Geestgrond is een deels verouderde aanduiding voor oude cultuurgrond in het duinengebied van Noord- en Zuid-Holland. De term dient vooral om de afgezande strandwallen die worden gebruikt voor de bloembollenteelt te kenschetsen. Geestgronden bestaan uit duinzand dat vermengd is met klei, veen of ander humusrijk materiaal dat van elders is aangevoerd.[1] Ze zijn ontstaan uit middeleeuwse akkercomplexen en als zodanig verwant met de essen op de hogere zandgronden. Bodemkundig gezien behoren de geestgronden - net als esgronden - tot de enkeerdgronden.

Narcissenteelt op de geestgronden bij De Zilk (1980)

De term 'geestgrond' werd in 1765 geïntroduceerd door de landbouwkundige Johannes le Francq van Berkhey,[2][3] Hij is vermoedelijk afgeleid van de term 'geest' of 'geestland', maar mag daarmee niet worden verward. Vanaf de 12e eeuw werden de in cultuur gebrachte gronden op de strandwallen langs de duinen als gēstlant (ghiestlant) aangeduid.[4] Het geestland vormde vanouds een aparte categorie in de belastingheffing..

Het grondmengsel is erg geschikt voor de bloembollenteelt.

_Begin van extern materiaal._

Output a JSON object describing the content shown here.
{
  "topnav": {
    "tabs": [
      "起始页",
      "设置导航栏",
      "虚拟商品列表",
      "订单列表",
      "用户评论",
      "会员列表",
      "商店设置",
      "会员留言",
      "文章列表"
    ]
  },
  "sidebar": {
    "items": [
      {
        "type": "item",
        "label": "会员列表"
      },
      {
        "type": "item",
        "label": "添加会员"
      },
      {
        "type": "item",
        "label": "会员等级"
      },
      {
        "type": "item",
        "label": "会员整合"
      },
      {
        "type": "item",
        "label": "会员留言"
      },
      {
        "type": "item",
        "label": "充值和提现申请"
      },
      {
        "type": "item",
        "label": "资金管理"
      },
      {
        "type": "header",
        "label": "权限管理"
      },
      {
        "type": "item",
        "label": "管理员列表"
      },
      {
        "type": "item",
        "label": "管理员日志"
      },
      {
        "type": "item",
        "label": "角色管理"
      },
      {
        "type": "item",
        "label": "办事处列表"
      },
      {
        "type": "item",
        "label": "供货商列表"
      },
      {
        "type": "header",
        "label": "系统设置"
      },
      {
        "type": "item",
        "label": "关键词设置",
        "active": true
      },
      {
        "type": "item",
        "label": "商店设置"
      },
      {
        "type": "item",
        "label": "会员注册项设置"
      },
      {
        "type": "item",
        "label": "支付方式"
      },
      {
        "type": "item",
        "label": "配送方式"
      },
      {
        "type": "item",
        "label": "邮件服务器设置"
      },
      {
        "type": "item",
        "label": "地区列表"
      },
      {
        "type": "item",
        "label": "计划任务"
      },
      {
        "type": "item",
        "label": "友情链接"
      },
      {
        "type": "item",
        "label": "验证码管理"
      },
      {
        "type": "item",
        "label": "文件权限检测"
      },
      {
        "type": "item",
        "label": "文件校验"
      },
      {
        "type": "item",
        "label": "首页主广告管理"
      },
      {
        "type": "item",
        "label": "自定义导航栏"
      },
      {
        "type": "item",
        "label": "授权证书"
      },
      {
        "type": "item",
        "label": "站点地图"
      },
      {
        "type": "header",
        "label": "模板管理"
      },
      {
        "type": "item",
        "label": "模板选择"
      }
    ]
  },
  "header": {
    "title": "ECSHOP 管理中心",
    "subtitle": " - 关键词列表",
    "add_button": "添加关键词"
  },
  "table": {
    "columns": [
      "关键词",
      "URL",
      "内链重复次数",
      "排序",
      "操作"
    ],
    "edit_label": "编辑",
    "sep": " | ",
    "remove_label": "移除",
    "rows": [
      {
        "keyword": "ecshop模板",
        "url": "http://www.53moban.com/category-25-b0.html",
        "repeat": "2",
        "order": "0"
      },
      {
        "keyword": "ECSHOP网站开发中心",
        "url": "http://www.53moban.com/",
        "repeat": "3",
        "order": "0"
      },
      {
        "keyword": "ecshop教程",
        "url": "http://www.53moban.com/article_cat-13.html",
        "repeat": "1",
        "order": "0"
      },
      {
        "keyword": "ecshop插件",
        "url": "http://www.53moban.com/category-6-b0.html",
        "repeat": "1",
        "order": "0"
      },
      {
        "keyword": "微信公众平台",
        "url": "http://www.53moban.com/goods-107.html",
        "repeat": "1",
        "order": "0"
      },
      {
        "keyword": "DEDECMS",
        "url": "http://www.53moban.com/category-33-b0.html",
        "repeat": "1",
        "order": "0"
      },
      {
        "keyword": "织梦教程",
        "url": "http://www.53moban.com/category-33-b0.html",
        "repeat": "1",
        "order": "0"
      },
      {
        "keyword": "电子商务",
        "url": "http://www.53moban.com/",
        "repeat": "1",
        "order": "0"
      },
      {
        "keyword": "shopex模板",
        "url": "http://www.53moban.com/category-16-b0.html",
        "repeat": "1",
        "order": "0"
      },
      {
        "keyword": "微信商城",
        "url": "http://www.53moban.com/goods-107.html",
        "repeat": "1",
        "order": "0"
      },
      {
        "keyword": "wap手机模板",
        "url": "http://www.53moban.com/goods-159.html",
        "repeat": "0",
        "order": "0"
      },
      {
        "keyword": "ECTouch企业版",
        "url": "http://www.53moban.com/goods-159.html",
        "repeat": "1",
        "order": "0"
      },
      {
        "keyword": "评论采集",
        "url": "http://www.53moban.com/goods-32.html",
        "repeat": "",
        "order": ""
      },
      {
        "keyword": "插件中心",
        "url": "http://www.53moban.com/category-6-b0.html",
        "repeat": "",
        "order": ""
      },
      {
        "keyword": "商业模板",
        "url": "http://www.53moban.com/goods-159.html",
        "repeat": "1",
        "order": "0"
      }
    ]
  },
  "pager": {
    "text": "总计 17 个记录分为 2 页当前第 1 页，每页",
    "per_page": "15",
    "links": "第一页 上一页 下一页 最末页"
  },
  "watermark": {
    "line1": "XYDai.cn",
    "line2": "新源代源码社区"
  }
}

De bollenstreek langs de Noord- en Zuid-Hollandse kust heeft zich kunnen ontwikkelen dankzij de aanwezigheid van geestgrond.

Hoewel het duinzand eveneens van elders kan zijn aangevoerd gaat het meestal om vlak land dat is achtergebleven na het afgraven van het duin. Geestgronden bevinden zich daardoor meestal langs de kust aan de landzijde van het duingebied. Geestgronden zijn vaak omgeven door kleigronden of laagveen.

Het toponiem -geest is vooral terug te vinden in veld- en plaatsnamen, bijvoorbeeld Oegstgeest en Uitgeest. Vaak waren dat van oorsprong geestnederzettingen. Het woord is echter ouder en duidt in Nederland, Vlaanderen, Noord-Duitsland (Duits Geest) en Denemarken een zanderige en relatief onvruchtbare verhoging in een polder- of rivierlandschap aan. De specifieke betekenis in de Hollandse duinenstreek moet in de loop van de middeleeuwen zijn ontstaan. Beide termen hebben dus eenzelfde oorsprong.